言葉で選手は強くなる
 
 私の高校時代中央大学の先輩に、「おまえはなかなか有望だ」と言われた一言で、遊び半分でレスリングをやっていた私は練習の虫になってしまいました。「おまえの片足タックルは早いね」と言われただけで、毎日毎日タックルのことばかりを考え、次の日の練習が待ち遠しい事もありました。強い先輩に、尊敬する先生に、誉められたことがどんなに選手にやる気を起こさすか、自信を付けさせるか、コーチの皆さん勿論ご存じのことですが、もう一度考えてみましょう。最近の高校の先生の中には試合中怒ってばかりいる先生も見かけます。負けた選手を怒る事などは言語道断、一番辛いのは負けた選手なのですから、もう少し選手を励まし、時にはおだてるぐらいでも良いのではないですか。
 私は言葉のコーチ学と言うものを考えています。心理学者、催眠術者、に参加していただいて、マニュアルを作り上げようと思っております。

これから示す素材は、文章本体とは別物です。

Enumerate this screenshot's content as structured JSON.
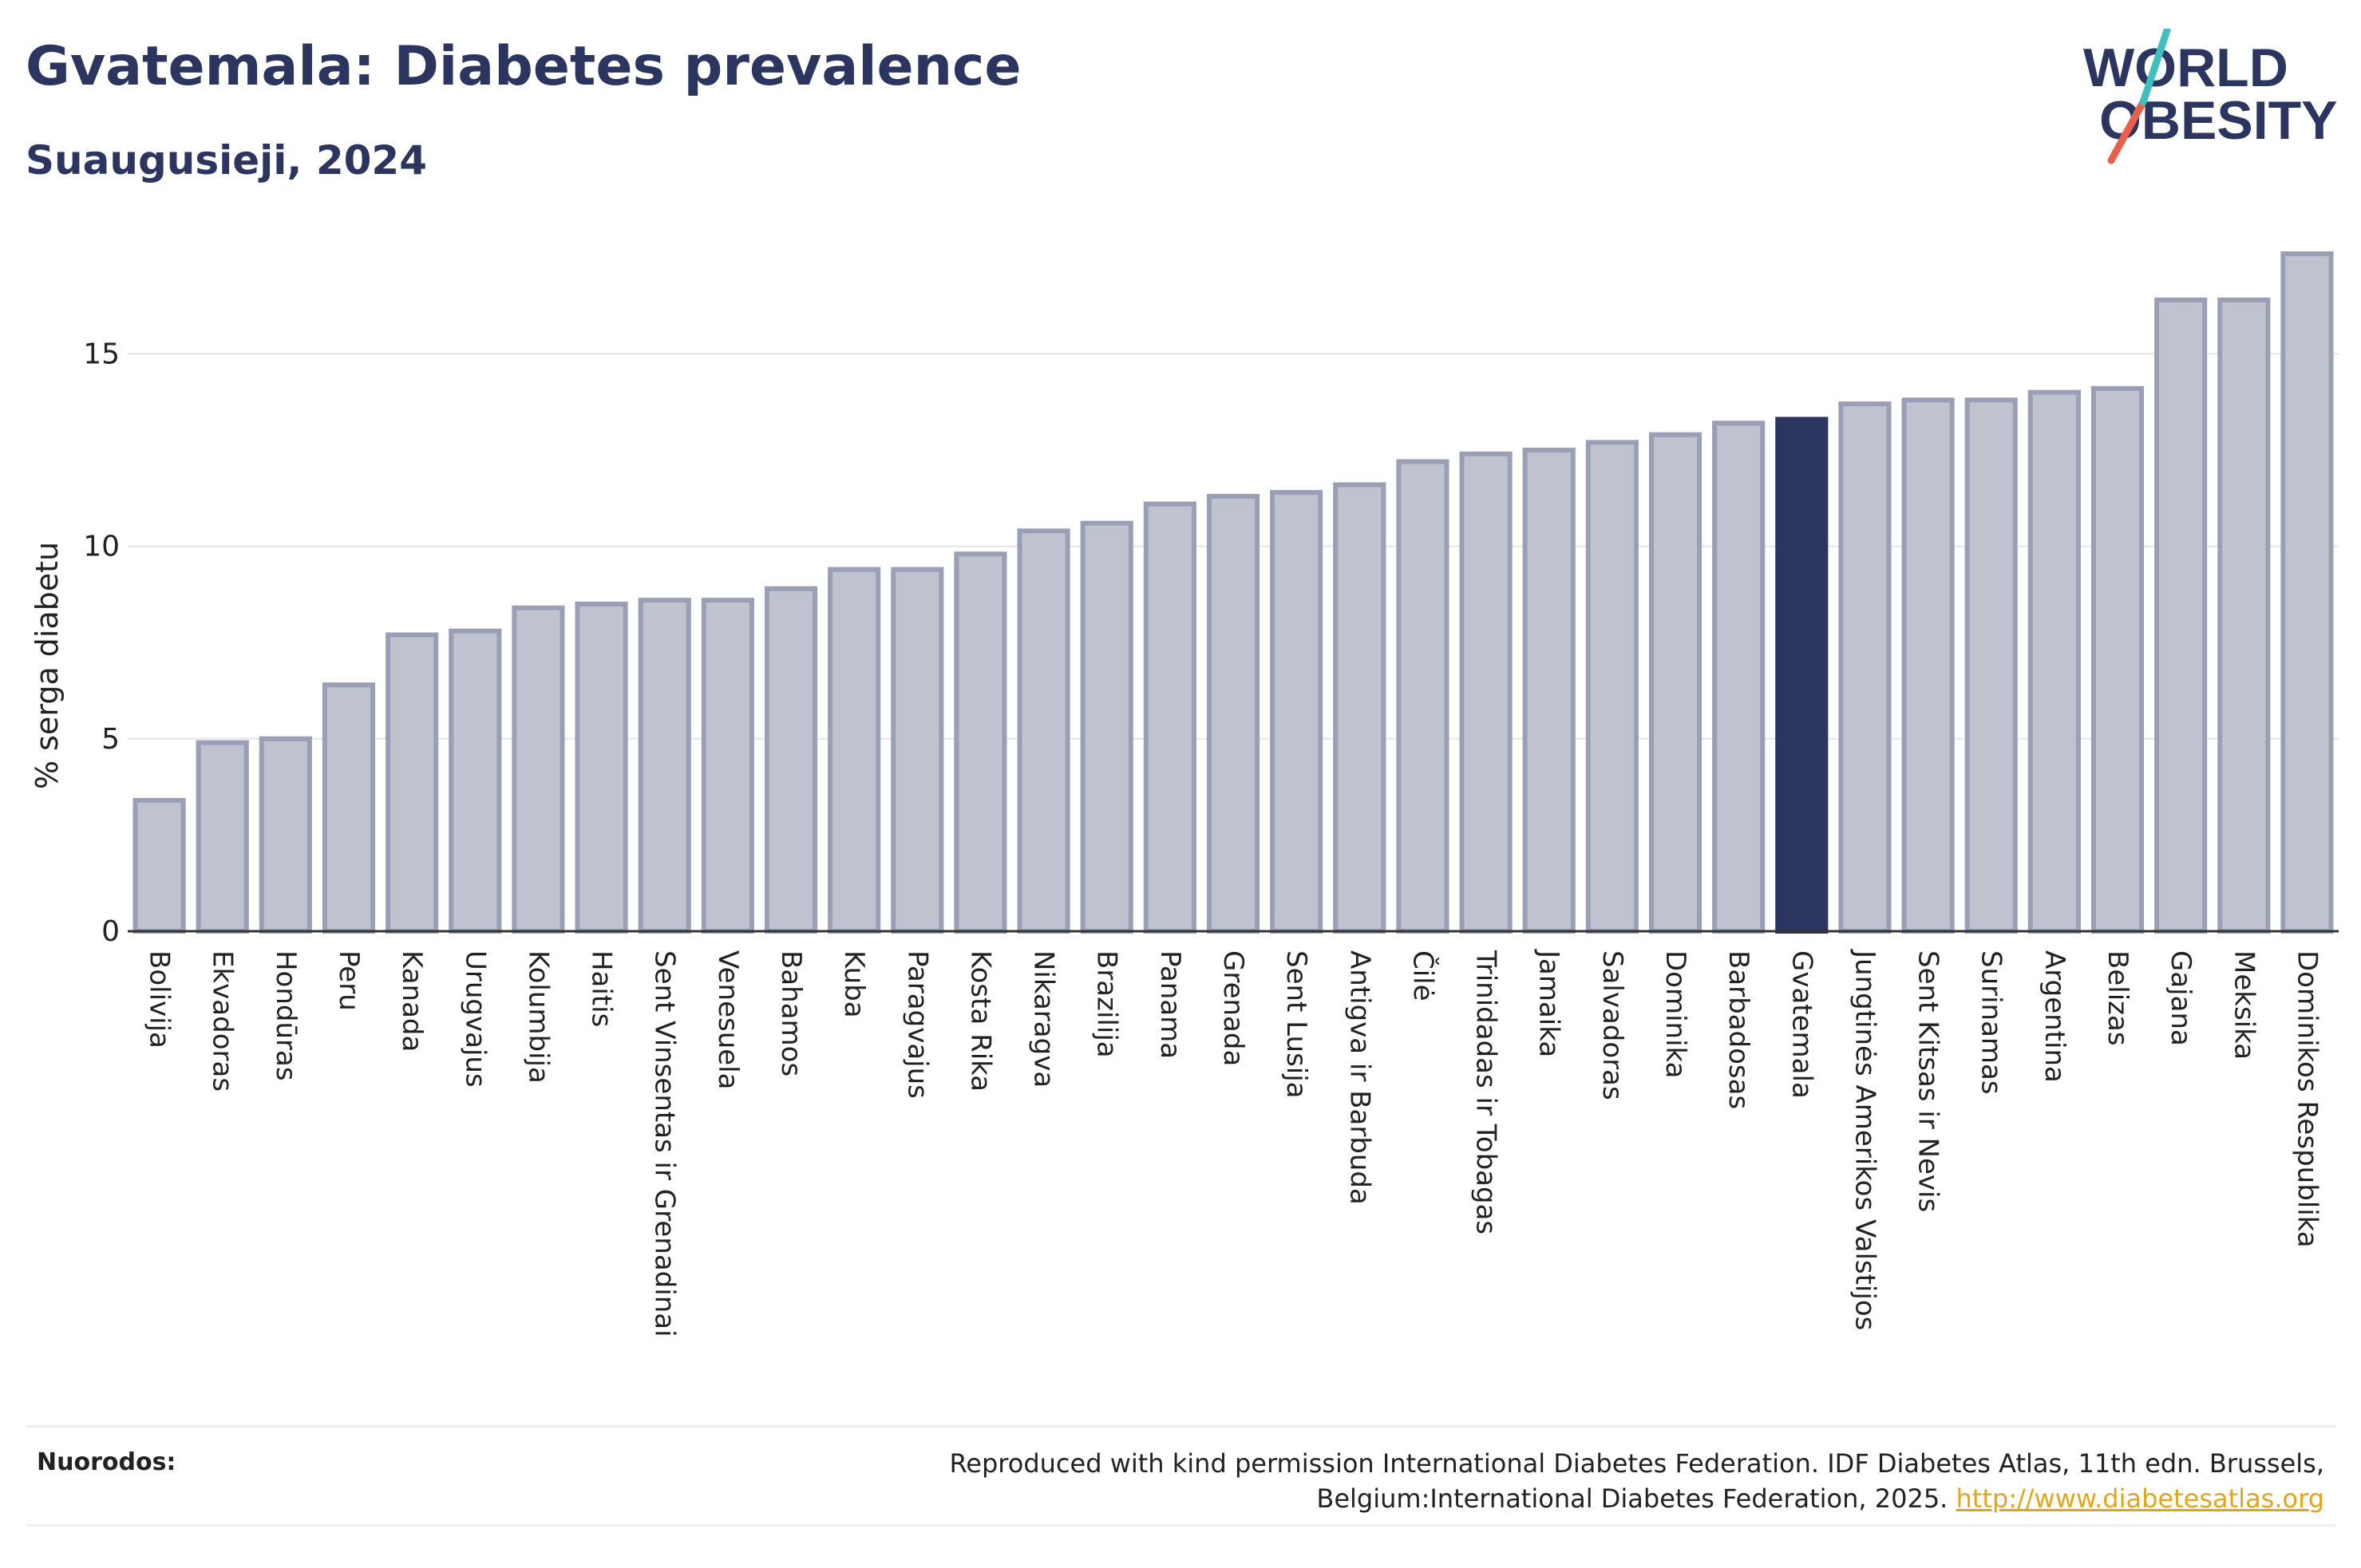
{
  "header": {
    "title": "Gvatemala: Diabetes prevalence",
    "subtitle": "Suaugusieji, 2024"
  },
  "logo": {
    "line1": "WORLD",
    "line2": "OBESITY"
  },
  "colors": {
    "bar_default": "#bfc2cf",
    "bar_default_stroke": "#9a9fb5",
    "bar_highlight": "#2b3560",
    "title": "#2b3560",
    "grid": "#e6e6e6",
    "link": "#e3a51c",
    "logo_teal": "#3fbfbf",
    "logo_red": "#e8604c"
  },
  "chart_data": {
    "type": "bar",
    "ylabel": "% serga diabetu",
    "xlabel": "",
    "ylim": [
      0,
      17.6
    ],
    "yticks": [
      0,
      5,
      10,
      15
    ],
    "grid": true,
    "highlight": "Gvatemala",
    "categories": [
      "Bolivija",
      "Ekvadoras",
      "Hondūras",
      "Peru",
      "Kanada",
      "Urugvajus",
      "Kolumbija",
      "Haitis",
      "Sent Vinsentas ir Grenadinai",
      "Venesuela",
      "Bahamos",
      "Kuba",
      "Paragvajus",
      "Kosta Rika",
      "Nikaragva",
      "Brazilija",
      "Panama",
      "Grenada",
      "Sent Lusija",
      "Antigva ir Barbuda",
      "Čilė",
      "Trinidadas ir Tobagas",
      "Jamaika",
      "Salvadoras",
      "Dominika",
      "Barbadosas",
      "Gvatemala",
      "Jungtinės Amerikos Valstijos",
      "Sent Kitsas ir Nevis",
      "Surinamas",
      "Argentina",
      "Belizas",
      "Gajana",
      "Meksika",
      "Dominikos Respublika"
    ],
    "values": [
      3.4,
      4.9,
      5.0,
      6.4,
      7.7,
      7.8,
      8.4,
      8.5,
      8.6,
      8.6,
      8.9,
      9.4,
      9.4,
      9.8,
      10.4,
      10.6,
      11.1,
      11.3,
      11.4,
      11.6,
      12.2,
      12.4,
      12.5,
      12.7,
      12.9,
      13.2,
      13.3,
      13.7,
      13.8,
      13.8,
      14.0,
      14.1,
      16.4,
      16.4,
      17.6
    ]
  },
  "references": {
    "label": "Nuorodos:",
    "text": "Reproduced with kind permission International Diabetes Federation. IDF Diabetes Atlas, 11th edn. Brussels, Belgium:International Diabetes Federation, 2025.",
    "link": "http://www.diabetesatlas.org"
  }
}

 東京五輪に臨んだ時の八田会長は、一種の催眠術師でもあったと思います。常に選手に接して、君たちが金メダルを取れないはずがない。金メダルは必ず取れる。といつでも思いなさい。夢もメダルを取る夢を見なさい。いつもいつも言われているうちに、選手達は次第にメダルを取るのは当たり前と思って行きました。たた、言葉というのは人あってのことで、あくまでも選手に尊敬される指導者ということになるでしょう。
 現在は、金メダル五個取った時のレスリング協会より、組織は遙かに強大になり、資金も何倍にもなったのになぜ弱くなったか、もう一度考えてみたいものです。何かが間違っていることは確かなはずです。